Never trust the average. Average hides outliers. Use percentiles.

Percentile Meaning
p50 50% of requests are faster than this — the typical user
p90 90% of requests are faster — high-load users
p95 SLA baseline — the standard contract metric
p99 Worst-case tail latency — affects 1 in 100 users
Max Single worst request — often a fluke, but worth monitoring

Why Tail Latency Matters

A p99 of 5 seconds means 1 in 100 users waits 5 seconds. On a system with 1M daily users, that is 10,000 painful experiences per day.

Average: 80ms  →  looks healthy
p99:     4200ms →  10,000 users/day have a broken experience

RPS — Requests Per Second

Number of requests the system processes per second.
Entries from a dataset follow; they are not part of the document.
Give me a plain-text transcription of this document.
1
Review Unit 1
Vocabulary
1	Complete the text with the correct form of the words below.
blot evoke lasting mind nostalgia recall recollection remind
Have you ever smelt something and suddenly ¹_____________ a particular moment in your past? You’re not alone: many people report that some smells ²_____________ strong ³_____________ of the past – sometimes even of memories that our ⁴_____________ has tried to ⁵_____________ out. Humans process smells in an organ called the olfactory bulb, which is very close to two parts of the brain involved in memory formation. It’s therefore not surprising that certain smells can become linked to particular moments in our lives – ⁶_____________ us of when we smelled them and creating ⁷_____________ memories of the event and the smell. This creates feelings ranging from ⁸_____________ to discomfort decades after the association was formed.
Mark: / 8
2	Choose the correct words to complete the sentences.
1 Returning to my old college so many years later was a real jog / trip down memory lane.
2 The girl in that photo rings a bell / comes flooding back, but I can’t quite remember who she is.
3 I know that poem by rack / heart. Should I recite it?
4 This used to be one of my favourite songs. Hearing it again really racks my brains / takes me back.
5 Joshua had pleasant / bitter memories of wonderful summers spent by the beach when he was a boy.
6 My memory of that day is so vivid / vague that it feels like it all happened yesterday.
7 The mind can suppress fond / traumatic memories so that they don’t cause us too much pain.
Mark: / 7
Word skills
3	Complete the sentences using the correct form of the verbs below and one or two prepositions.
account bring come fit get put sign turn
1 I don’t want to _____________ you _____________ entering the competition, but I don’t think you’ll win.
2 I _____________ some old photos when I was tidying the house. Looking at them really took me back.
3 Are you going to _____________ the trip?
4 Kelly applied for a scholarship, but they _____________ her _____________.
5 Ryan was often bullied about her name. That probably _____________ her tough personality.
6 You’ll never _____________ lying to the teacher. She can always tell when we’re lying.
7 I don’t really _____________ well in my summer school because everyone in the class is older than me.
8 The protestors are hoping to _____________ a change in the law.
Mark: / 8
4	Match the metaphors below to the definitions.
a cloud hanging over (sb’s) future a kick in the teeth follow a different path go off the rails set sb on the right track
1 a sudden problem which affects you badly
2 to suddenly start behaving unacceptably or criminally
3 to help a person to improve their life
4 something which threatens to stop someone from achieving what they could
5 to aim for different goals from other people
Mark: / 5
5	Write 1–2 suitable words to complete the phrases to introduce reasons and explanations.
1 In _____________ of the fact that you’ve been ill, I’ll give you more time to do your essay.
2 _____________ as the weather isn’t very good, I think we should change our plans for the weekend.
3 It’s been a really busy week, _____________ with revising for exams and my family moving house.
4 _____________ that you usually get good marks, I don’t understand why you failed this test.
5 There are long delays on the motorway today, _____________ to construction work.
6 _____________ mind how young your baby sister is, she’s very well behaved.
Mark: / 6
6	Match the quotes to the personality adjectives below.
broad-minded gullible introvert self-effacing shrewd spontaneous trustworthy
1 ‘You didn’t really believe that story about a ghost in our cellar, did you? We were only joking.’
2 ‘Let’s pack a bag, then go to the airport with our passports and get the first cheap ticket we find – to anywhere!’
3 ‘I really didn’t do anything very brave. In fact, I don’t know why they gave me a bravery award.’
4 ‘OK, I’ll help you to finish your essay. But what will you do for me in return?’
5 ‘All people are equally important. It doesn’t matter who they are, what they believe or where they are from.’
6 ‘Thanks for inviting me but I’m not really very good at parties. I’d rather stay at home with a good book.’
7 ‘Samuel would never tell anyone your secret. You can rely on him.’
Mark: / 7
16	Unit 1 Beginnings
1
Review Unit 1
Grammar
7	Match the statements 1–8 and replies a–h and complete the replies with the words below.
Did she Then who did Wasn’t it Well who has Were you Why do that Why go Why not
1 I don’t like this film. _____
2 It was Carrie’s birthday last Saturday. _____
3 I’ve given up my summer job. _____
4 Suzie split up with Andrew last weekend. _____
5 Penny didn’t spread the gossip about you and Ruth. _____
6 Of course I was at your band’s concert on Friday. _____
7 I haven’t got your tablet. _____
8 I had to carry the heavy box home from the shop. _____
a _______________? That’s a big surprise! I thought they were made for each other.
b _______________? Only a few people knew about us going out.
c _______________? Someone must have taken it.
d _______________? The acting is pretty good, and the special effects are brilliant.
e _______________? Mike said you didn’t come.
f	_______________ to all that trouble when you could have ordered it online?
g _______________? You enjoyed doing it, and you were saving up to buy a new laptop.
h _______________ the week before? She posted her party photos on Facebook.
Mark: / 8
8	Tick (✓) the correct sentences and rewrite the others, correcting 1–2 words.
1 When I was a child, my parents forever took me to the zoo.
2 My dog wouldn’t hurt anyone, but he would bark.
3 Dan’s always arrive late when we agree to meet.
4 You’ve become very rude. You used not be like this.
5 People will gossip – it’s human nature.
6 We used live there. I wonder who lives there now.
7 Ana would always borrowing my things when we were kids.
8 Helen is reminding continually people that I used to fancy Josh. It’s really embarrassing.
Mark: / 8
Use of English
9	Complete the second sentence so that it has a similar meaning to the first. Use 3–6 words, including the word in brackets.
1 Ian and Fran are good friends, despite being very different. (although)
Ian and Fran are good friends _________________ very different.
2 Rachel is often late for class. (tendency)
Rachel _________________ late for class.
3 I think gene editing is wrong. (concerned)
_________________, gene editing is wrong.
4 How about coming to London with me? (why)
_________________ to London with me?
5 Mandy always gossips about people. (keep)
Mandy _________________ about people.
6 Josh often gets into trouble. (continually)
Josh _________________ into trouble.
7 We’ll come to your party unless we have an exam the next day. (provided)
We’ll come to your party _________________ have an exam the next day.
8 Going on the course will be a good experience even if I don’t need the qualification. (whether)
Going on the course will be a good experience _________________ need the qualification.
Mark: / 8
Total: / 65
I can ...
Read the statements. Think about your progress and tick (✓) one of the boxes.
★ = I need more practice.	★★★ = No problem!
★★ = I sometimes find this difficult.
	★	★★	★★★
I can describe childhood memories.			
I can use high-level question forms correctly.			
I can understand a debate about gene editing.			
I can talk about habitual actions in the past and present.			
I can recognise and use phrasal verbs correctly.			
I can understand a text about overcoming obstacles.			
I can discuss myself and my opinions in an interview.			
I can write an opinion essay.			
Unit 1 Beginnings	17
  • Represents load intensity from the client perspective
  • In Locust: controlled by number of users + wait time between requests
  • RPS is an input metric — you set it. Latency is the output — the system responds.

Throughput

Amount of data transferred per second (bytes/sec), not request count.

Metric Counts
RPS Requests
Throughput Bytes

A single file upload request may have low RPS but very high throughput. A health-check endpoint may have high RPS but near-zero throughput.


Concurrency

Number of active users or in-flight requests at any given moment.

Little's Law

Concurrency = RPS × Response Time (in seconds)

Example: 100 RPS × 0.5s latency = 50 concurrent requests in flight at all times. When latency increases, concurrency grows — consuming more connections, threads, memory.


Error Rate

Percentage of failed requests over total requests.

Error Type Examples
HTTP 4xx Bad request, unauthorized, not found
HTTP 5xx Server error, gateway timeout
Timeout Response took longer than client threshold
Network failure Connection refused, reset

Healthy systems target < 1% error rate under expected load. Error rate should be the first metric to alert on.


Latency Distribution

A histogram of all response times over the test duration.

  • Shows whether the distribution is normal (bell curve) or bimodal (two peaks)
  • Two peaks often indicate two code paths: fast cache hit vs slow DB query
  • Long tail on the right = p99 problem worth investigating